Strengths and limitations of this study
There are study limitations. This study was conducted among mostly male, elderly veterans. We enrolled patients only after permission from their PCP, perhaps creating a selection bias for patients with more knowledge and better communication. The time between the interview and imaging study was variable, and thus recall bias may influence findings. Several participants indicated that their distress decreased as a result of study interviews, likely causing us to underestimate distress in clinical settings. Patients’ perceived quality of communication may be affected by their lung cancer concerns. Patients with probable lung cancer often report lower communication scores with providers and are more likely to feel they have not had enough time or opportunity to voice distress and ask questions.37 Therefore, patients’ lung cancer concerns, which were prevalent, may have affected perceived communication.
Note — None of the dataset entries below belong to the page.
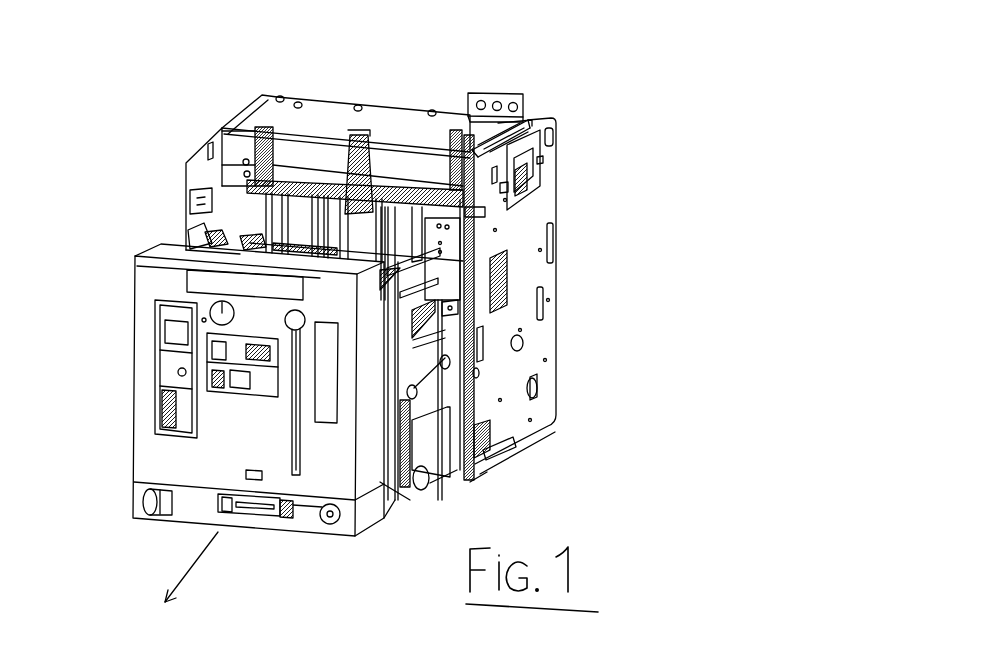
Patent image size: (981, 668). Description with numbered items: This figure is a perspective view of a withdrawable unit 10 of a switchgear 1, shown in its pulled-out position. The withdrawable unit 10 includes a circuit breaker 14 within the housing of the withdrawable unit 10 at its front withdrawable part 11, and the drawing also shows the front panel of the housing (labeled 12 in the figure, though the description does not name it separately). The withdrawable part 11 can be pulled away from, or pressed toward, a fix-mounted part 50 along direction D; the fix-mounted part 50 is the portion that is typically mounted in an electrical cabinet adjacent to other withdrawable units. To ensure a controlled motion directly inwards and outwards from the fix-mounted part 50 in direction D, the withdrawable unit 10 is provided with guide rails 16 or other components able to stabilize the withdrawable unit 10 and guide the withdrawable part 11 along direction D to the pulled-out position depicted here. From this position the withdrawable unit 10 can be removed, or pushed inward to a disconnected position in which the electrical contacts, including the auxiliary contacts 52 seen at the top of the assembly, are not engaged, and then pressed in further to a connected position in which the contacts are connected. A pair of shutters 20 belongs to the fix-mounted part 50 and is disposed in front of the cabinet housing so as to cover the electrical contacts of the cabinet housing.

The switchgear 1 is at (587, 50).
The withdrawable unit 10 is at (150, 183).
The withdrawable part 11 is at (147, 238).
The front panel 12 is at (158, 452).
The circuit breaker 14 is at (257, 507).
The guide rails 16 is at (440, 388).
The shutters 20 is at (450, 244).
The fix-mounted part 50 is at (562, 133).
The auxiliary contacts 52 is at (397, 190).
Owing to sample size constraints, themes regarding the impact of distress on participants’ decisions regarding smoking cessation did not reach saturation, which may reduce the quality of this evidence.
Conclusions
Developing systematic resources to improve patients’ knowledge, reduce their distress and refine PCPs’ communication strategies in order to enhance patients’ satisfaction, adherence and outcomes should be essential components of lung cancer screening programmes and other settings where pulmonary nodule detection is common.
Acknowledgments
CGS is supported by VA HSR&D Career Development Award (CDP 11–227). DRS is supported by 5KL2TR000152-08 funded through the National Institutes of Health and National Center for Research Resources through the OHSU Oregon Clinical and Translational Research Institute (OCTRI). DRS, LG, CGS and SEG are supported by resources from the VA Portland Health Care System, Portland, OR, USA. The Department of Veterans Affairs did not have a role in the conduct of the study, in the collection, management, analysis, interpretation of data or in the preparation of the manuscript. The views expressed in this article are those of the authors and do not necessarily represent the views of the Department of Veterans Affairs or the US Government.
Funding
The authors declare that no funding was received.
The authors declare no conflict of interest.